Justification for selection of acute toxicity – inhalation endpoint


data on the presumed breakdown product of Toluene-4-sulphonohydrazid, hydrazine (CAS No. 302-01-2) shows an LC50 of 570ppm (0.759 mg/L); and has a harmonized classification for Acute Tox. 3, H331 (toxic if inhaled). Based on the acute toxicity of the presumed breakdown product, hydrazine, it is considered appropriate to classify toluene-4-sulphonohydrazide as Acute Tox. 3, H331 without further testing.
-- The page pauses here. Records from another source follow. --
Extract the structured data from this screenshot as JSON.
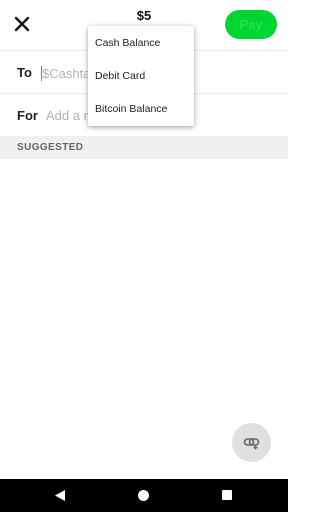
{
  "header": {
    "amount": "$5",
    "pay_label": "Pay",
    "close_icon": "close-icon"
  },
  "form": {
    "to_label": "To",
    "to_placeholder": "$Cashtag, Phone, Email",
    "to_value": "",
    "for_label": "For",
    "for_placeholder": "Add a note",
    "for_value": ""
  },
  "funding_menu": {
    "items": [
      {
        "label": "Cash Balance"
      },
      {
        "label": "Debit Card"
      },
      {
        "label": "Bitcoin Balance"
      }
    ]
  },
  "suggested": {
    "header": "SUGGESTED"
  },
  "fab": {
    "icon": "link-share-icon"
  },
  "nav": {
    "back_icon": "back-triangle-icon",
    "home_icon": "home-circle-icon",
    "recents_icon": "recents-square-icon"
  },
  "colors": {
    "accent": "#00d632",
    "section_bg": "#f0f0f0",
    "fab_bg": "#e0e0e0",
    "navbar_bg": "#000000",
    "placeholder": "#b3b3b3"
  }
}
Justification for selection of acute toxicity – dermal endpoint
No reliable dermal acute toxicity study is available and overall there is low concerns for acute toxicity via dermal exposure.

Justification for classification or non-classification

According to CLP criteria Toluene-4-sulphonohydrazide (TSH) should due to the identified oral LD50 value and the LC50 value be classified as Acute tox 3; H302 (oral) and Acute tox 3; H331 (inhalation).